Speaking during the refugee celebrations, Commissioner of Refugee Affairs Peter Kusimba said relocation was a strategy the Government was adopting to reduce population in the camp.
"Another strategy is expanding Dadaab camp, which will take time due to negotiations required with the host community," said Mr Kusimba.
However, Refugee Consortium of Kenya (RCK) Director Judy Wakahiu said a 50,000 reduction is meagre for a camp with an excess of 185,000 refugees.
"Dadaab should accommodate 90,000 refugees, but today has 275,000 refugees," said Ms Wakahiu.
She also said the 1,600km drive to Kakuma would cost the Government a lot with minimal reduction to the problem of congestion, poor sanitation, water and healthcare in Dadaab.

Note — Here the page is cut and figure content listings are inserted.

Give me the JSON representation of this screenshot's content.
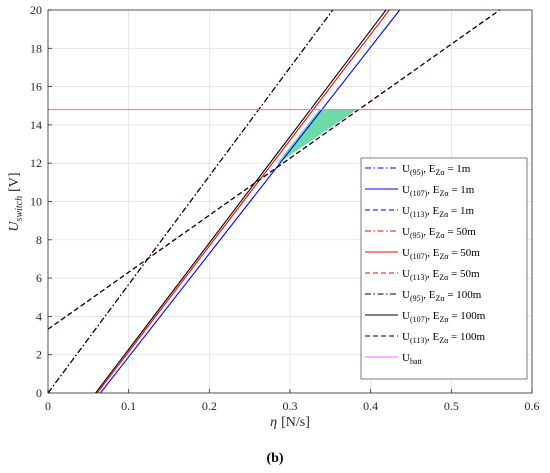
{
  "chart_data": {
    "type": "line",
    "xlabel": {
      "main": "η",
      "unit": "[N/s]"
    },
    "ylabel": {
      "main": "U",
      "sub": "switch",
      "unit": "[V]"
    },
    "xlim": [
      0,
      0.6
    ],
    "ylim": [
      0,
      20
    ],
    "xticks": [
      "0",
      "0.1",
      "0.2",
      "0.3",
      "0.4",
      "0.5",
      "0.6"
    ],
    "xtick_values": [
      0,
      0.1,
      0.2,
      0.3,
      0.4,
      0.5,
      0.6
    ],
    "yticks": [
      "0",
      "2",
      "4",
      "6",
      "8",
      "10",
      "12",
      "14",
      "16",
      "18",
      "20"
    ],
    "ytick_values": [
      0,
      2,
      4,
      6,
      8,
      10,
      12,
      14,
      16,
      18,
      20
    ],
    "grid": true,
    "legend_position": "right",
    "panel_label": "(b)",
    "series": [
      {
        "base": "U",
        "sub": "(95)",
        "eq": "E",
        "eqsub": "Zα",
        "val": "= 1m",
        "color": "#0000ff",
        "dash": "dashdot",
        "x": [
          0,
          0.353
        ],
        "y": [
          0,
          20
        ]
      },
      {
        "base": "U",
        "sub": "(107)",
        "eq": "E",
        "eqsub": "Zα",
        "val": "= 1m",
        "color": "#0000ff",
        "dash": "solid",
        "x": [
          0.065,
          0.436
        ],
        "y": [
          0,
          20
        ]
      },
      {
        "base": "U",
        "sub": "(113)",
        "eq": "E",
        "eqsub": "Zα",
        "val": "= 1m",
        "color": "#0000ff",
        "dash": "dashed",
        "x": [
          0,
          0.56
        ],
        "y": [
          3.33,
          20
        ]
      },
      {
        "base": "U",
        "sub": "(95)",
        "eq": "E",
        "eqsub": "Zα",
        "val": "= 50m",
        "color": "#ff0000",
        "dash": "dashdot",
        "x": [
          0,
          0.353
        ],
        "y": [
          0,
          20
        ]
      },
      {
        "base": "U",
        "sub": "(107)",
        "eq": "E",
        "eqsub": "Zα",
        "val": "= 50m",
        "color": "#ff0000",
        "dash": "solid",
        "x": [
          0.061,
          0.423
        ],
        "y": [
          0,
          20
        ]
      },
      {
        "base": "U",
        "sub": "(113)",
        "eq": "E",
        "eqsub": "Zα",
        "val": "= 50m",
        "color": "#ff0000",
        "dash": "dashed",
        "x": [
          0,
          0.56
        ],
        "y": [
          3.33,
          20
        ]
      },
      {
        "base": "U",
        "sub": "(95)",
        "eq": "E",
        "eqsub": "Zα",
        "val": "= 100m",
        "color": "#000000",
        "dash": "dashdot",
        "x": [
          0,
          0.353
        ],
        "y": [
          0,
          20
        ]
      },
      {
        "base": "U",
        "sub": "(107)",
        "eq": "E",
        "eqsub": "Zα",
        "val": "= 100m",
        "color": "#000000",
        "dash": "solid",
        "x": [
          0.059,
          0.419
        ],
        "y": [
          0,
          20
        ]
      },
      {
        "base": "U",
        "sub": "(113)",
        "eq": "E",
        "eqsub": "Zα",
        "val": "= 100m",
        "color": "#000000",
        "dash": "dashed",
        "x": [
          0,
          0.56
        ],
        "y": [
          3.33,
          20
        ]
      },
      {
        "base": "U",
        "sub": "batt",
        "eq": "",
        "eqsub": "",
        "val": "",
        "color": "#ff66ff",
        "dash": "solid",
        "x": [
          0,
          0.6
        ],
        "y": [
          14.8,
          14.8
        ]
      }
    ],
    "shaded_region": {
      "color": "#3fce8c",
      "x": [
        0.283,
        0.336,
        0.383
      ],
      "y": [
        11.93,
        14.8,
        14.8
      ]
    }
  }
}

The Human Rights Watch (HRW) said the refugee crisis was exposing refugees to more risks.
The March 2009 HRW report ‘From Horror to Hopelessness: Kenya’s Forgotten Somali Refugee Crisis,’ documented that the conditions in Dadaab were appalling because of overcrowding.
Wakahiu warned that the number of stateless people (orphaned refugees) was growing and their cases needed special attention because they cannot go back to their homes.
The UNCHR Assistant Country Representative Louise Aubin urged asylum seekers to report to their offices because they were working at streamlining the credibility of the asylum system.
Differentiating the genuine and fake refugees was termed as essential to ensure good service delivery.
Meanwhile, refugees living in Nairobi asked the Government to consider them when allocating the Muthurwa market stalls.
Their number is estimated to have grown to 100,000.
Kusimba said refugees in urban centres should be absorbed in various professions, thus become net earners and stop depending on local and international aid.
The Government allocation to support refugees has grown to Sh200 million from Sh16 million since the Refugee Act 2006
Kenya hosts nearly 350,000 refugees from Ethiopia, Eritrea, Somalia, Sudan and the Great Lakes region.